Malcolm Gladwell (2005). Blink: The power of thinking without thinking. Boston: Little, Brown.
This is a beautifully written brief book about the beneficial and harmful effects of our capacity to make quick, implicit, relatively unconscious judgments about people and other objects. Gladwell is a professional writer who has thoroughly familiarized himself with contemporary social psychological research. Here he relates research on implicit judgments to such practical issues as speed dating, market research, advertising, and racial prejudice.
Mark Leary (2008). The curse of the self: Self-awareness, egotism, and the quality of human life. Oxford, UK: Oxford University Press.
Our capacity for self-reflection is a large part of what makes us human. It allows us to think about and learn from our past successes and failures, to see ourselves somewhat as others see us, and to contemplate and plan our futures. However, that same capacity also contributes to human misery. Over-emphasis on the self can lead to fruitless rumination, crippling self-conscious anxiety, egocentric selfishness and narcissism, and life-threatening depression when the bubble of self-inflation breaks or fails to materialize. Leary is the social psychologist who developed the sociometer theory of self-esteem. In this book, for the general reader, he writes clearly and persuasively about the dark side of too much focus on the self and too little focus on the world outside ourselves.
Dan Ariely (2010). Predictably irrational: The hidden forces that shape our decisions. New York, NY: HarperCollins.
Ariely is one of a new breed of economist who is bringing psychology to bear in understanding how people make economic decisions. With experiments, logic, and humor he explains here why we often work harder for nothing than for money, why our choices of what to buy often have little to do with their actual value, and why we sometimes do and sometimes don’t behave in accordance with our moral values.

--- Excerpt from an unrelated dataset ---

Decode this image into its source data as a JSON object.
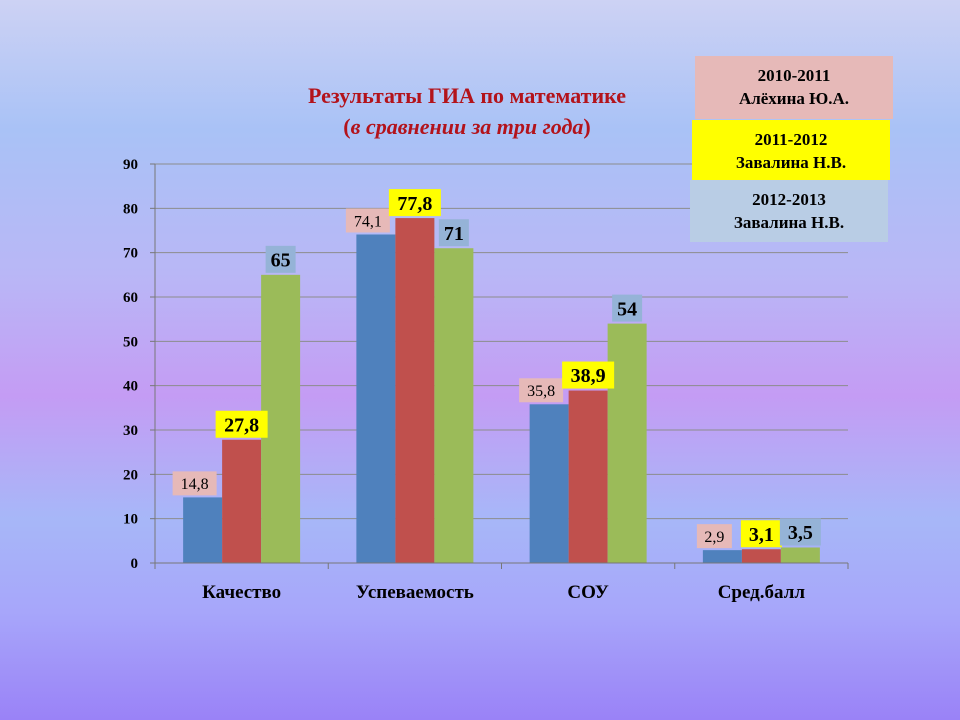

Roy Baumeister and John Tierney (2012). Willpower: Rediscovering the greatest human strength. New York: NY: Penguin Books.
In this book Baumeister teams up with science writer John Tierney to tackle the issue of willpower, a close cousin to self-control. Baumeister and Tierney look at the science of willpower, much of it stemming from Baumeister’s own research, and produce a highly readable book that is both scientifically accurate and applicable to almost everyone’s daily life.

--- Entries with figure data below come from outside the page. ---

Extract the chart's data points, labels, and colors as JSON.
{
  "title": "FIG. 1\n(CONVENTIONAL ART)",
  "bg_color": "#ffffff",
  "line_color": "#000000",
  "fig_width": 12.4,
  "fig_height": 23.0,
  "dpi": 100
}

Carolyn Cunningham (Ed.) (2012). Social networking and impression management: Self-presentation in the digital age. Lanham, MD: Lexington Books.

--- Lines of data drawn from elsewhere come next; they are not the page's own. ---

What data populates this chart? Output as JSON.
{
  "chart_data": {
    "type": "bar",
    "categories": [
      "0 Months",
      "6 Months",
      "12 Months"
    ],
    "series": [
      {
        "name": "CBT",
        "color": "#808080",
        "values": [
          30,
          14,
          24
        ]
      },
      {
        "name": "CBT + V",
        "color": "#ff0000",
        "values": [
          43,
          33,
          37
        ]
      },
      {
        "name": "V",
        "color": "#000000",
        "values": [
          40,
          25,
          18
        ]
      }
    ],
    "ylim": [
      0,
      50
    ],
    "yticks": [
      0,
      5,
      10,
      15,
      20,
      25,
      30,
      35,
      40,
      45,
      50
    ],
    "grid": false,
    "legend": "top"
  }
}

This collection of chapters written by several communication experts explores the ways people in the western world interact via digital means. By referencing current events as examples, the authors help readers understand the ways in which the internet is changing how people engage in self-management. The authors cite current research on behavior as it pertains to social networking sites versus face to face interactions. If you want to know where 21st century communication is headed, this is a good place to start.